A agitação do seu sangue ao toque das minhas mãos me coloca em um estágio de excitação, como se me impedissem de andar descalça ou de recortar sistematicamente todas as propagandas de climatizadores de ar. Não há incômodo em dizer que a sensação não é de amor, nem de afeto. Apenas o egoísmo clássico que você anuncia em todas as discussões que por hora tivemos. Mas essa excitação focaliza todos os quatro sentidos num único propósito de te aprisionar. É aí que ensaio todo o planejamento para montar uma cela personalizada para o seu tamanho, em composição de vidro e com um sistema de vedação biométrico. As alterações que o toque em você me causam não são puramente orgânicas, causam um mal físico e individualizado. Não estou convencida se essa excitação provoca um comportamento venenoso ou, se é apenas uma alteração de humor passageira. Se pelo menos o seu gosto não me entorpecesse, eu poderia simplesmente abandonar a minha fixação por climatizadores de ar e desistir do sistema in vitro. A parte positiva do procedimento é que nenhum ser estranho poderia invadir seu corpo, afinal, apenas o meu toque romperia o sistema de vigilância. Porém, nem assim eu me daria por satisfeita. Reforço, a sensação não é de afeto, mas puramente de um prazer peculiar que só é aflorado com a observação da sua respiração seca, do seu olhar mudo e de sua rebeldia. Eu não oculto essa vontade primitiva de te consagrar como minha exclusividade. Queria mesmo era cravar meu nome em cima da sua alma e tornar legítimo dizer que você é sim propriedade minha. 

5 comentários:

  1. Eu não sei tudo o que gosto no seu jeito de escrever, mas uma das coisas é bem clara pra mim. Gosto (muito) da sua falta de pudor em se mostrar (obviamente falo do eu lírico, não de você propriamente) inteira, sem sentir uma necessidade de florear as coisas, amenizar, aparentar melhor, mais bonitinha, mais certinha. Sentimos coisas das quais não nos orgulhamos. Na verdade, até me orgulho, sabe? A minha humanidade está exatamente aí, na minha fraqueza, na minha sordidez e nas minhas virtudes também.

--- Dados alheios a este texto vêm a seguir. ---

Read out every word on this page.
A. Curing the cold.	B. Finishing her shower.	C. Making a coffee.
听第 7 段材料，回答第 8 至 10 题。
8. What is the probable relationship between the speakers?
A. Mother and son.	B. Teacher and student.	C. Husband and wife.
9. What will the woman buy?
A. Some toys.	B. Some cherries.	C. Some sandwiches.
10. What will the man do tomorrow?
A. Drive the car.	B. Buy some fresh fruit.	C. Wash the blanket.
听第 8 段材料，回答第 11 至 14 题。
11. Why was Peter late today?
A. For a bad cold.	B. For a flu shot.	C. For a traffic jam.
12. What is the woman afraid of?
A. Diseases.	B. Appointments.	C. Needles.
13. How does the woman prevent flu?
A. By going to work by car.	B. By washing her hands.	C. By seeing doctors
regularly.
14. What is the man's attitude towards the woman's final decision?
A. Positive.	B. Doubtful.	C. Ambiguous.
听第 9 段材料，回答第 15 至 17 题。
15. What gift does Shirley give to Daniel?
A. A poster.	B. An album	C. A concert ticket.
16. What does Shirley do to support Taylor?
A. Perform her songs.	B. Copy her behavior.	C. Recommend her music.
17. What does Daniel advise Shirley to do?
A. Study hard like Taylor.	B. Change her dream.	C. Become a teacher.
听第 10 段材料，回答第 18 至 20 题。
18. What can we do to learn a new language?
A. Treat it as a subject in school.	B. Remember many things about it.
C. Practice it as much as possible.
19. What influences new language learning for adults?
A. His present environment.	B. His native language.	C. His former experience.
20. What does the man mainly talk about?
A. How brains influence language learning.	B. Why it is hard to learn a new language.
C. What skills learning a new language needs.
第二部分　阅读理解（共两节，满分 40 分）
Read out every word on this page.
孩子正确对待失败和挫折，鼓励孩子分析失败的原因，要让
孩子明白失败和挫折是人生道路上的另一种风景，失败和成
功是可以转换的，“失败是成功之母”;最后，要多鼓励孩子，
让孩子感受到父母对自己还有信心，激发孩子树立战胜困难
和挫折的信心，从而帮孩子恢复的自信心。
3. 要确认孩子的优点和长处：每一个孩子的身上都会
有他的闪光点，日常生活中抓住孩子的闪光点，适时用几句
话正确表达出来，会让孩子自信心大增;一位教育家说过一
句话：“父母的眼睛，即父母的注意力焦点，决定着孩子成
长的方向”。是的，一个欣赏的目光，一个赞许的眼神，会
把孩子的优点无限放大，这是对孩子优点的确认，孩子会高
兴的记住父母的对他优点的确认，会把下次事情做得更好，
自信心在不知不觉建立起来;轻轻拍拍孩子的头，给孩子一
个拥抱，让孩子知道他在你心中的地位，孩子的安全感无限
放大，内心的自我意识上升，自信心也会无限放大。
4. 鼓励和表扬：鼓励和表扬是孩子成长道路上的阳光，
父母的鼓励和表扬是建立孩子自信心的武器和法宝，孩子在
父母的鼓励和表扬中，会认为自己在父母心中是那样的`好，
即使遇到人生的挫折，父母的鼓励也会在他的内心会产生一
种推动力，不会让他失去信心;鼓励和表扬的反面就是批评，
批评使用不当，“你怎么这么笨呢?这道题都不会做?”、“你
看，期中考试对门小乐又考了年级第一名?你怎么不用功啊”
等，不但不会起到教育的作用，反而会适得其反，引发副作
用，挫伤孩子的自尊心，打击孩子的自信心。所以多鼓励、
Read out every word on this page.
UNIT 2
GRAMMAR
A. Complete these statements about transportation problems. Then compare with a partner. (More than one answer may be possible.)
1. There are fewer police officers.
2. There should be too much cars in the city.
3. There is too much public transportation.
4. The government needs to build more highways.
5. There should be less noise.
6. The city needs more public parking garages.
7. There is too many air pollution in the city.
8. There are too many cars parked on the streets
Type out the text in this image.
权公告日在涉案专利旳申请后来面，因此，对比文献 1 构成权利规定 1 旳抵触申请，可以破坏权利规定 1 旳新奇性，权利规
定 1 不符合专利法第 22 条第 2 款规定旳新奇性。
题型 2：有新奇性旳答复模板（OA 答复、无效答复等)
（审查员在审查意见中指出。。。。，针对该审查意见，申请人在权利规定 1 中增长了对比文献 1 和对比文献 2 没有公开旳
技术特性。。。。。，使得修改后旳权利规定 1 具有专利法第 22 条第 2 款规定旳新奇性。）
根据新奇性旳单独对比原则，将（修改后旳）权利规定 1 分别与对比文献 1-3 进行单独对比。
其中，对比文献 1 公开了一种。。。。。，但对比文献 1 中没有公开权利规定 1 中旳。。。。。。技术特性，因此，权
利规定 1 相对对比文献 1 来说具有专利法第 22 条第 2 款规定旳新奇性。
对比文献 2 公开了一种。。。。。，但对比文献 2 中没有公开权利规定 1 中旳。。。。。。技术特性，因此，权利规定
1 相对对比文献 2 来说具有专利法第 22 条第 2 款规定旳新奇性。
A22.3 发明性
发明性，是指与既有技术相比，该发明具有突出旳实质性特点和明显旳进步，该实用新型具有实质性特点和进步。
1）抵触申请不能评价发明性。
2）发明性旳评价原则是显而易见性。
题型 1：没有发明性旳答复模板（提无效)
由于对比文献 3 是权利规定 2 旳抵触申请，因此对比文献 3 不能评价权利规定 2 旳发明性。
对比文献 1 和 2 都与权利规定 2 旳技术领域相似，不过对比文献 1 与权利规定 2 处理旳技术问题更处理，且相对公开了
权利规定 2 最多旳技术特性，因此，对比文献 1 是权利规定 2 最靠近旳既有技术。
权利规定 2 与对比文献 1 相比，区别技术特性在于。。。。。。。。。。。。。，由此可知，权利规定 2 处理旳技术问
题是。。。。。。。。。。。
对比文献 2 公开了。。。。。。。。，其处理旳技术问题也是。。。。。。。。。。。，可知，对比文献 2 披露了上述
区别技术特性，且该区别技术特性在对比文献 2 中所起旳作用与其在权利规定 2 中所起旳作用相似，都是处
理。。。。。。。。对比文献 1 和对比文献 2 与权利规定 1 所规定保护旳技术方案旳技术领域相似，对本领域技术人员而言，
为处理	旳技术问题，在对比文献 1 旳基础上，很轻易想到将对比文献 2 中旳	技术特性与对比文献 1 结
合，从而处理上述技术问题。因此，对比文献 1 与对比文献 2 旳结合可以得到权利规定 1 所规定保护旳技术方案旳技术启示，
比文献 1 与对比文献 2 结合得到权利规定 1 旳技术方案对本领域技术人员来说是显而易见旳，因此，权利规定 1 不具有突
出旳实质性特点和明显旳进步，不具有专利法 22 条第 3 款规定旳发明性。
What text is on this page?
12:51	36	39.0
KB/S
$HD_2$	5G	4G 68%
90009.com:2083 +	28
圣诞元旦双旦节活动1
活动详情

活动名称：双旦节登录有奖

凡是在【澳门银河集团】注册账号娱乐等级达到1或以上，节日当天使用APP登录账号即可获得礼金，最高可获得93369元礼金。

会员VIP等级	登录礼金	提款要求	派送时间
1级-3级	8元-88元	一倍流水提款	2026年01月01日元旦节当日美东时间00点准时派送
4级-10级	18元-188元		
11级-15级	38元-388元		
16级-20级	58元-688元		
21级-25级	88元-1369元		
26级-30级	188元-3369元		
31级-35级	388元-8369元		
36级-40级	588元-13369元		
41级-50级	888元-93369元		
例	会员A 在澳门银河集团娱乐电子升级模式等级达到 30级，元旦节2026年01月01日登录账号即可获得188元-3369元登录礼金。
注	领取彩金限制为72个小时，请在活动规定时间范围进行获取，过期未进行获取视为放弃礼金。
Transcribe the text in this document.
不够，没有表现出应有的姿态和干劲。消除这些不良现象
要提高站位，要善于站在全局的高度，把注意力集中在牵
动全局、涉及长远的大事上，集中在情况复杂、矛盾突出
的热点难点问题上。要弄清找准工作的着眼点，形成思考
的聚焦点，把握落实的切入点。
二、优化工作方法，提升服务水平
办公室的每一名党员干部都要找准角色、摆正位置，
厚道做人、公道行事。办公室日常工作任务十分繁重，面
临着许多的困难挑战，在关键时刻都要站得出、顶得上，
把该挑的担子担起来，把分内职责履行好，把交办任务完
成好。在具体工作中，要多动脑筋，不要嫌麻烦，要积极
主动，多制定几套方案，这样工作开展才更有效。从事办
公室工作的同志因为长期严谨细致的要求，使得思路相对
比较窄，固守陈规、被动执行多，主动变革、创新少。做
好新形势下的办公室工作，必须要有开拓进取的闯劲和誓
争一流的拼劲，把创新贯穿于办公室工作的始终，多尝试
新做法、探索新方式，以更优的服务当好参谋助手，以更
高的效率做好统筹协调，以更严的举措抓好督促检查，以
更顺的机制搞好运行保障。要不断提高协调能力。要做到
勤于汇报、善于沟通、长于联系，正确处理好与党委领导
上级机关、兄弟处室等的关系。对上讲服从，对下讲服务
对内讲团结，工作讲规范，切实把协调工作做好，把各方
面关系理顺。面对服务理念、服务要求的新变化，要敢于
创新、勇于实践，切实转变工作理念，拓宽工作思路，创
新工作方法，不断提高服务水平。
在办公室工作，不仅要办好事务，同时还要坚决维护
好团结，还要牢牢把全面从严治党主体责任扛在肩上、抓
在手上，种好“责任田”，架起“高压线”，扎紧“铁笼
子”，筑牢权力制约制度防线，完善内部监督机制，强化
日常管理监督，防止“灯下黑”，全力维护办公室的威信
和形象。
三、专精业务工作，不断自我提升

Se eu não fosse tudo isso junto, não seria eu, não seria humana. Poderia ser uma dessas deusas inventadas. Não gosto muito da ideia de deuses (com letra minúscula). Enfim, pra que tentar explicar, não? O fato é que gosto (muito) das coisas que leio por aqui. Por aqui me vejo, me reconheço, consigo entender o seu processo de raciocínio. Não fico com aquela pergunta no ar: Sim, e daí? rs

    Bjs.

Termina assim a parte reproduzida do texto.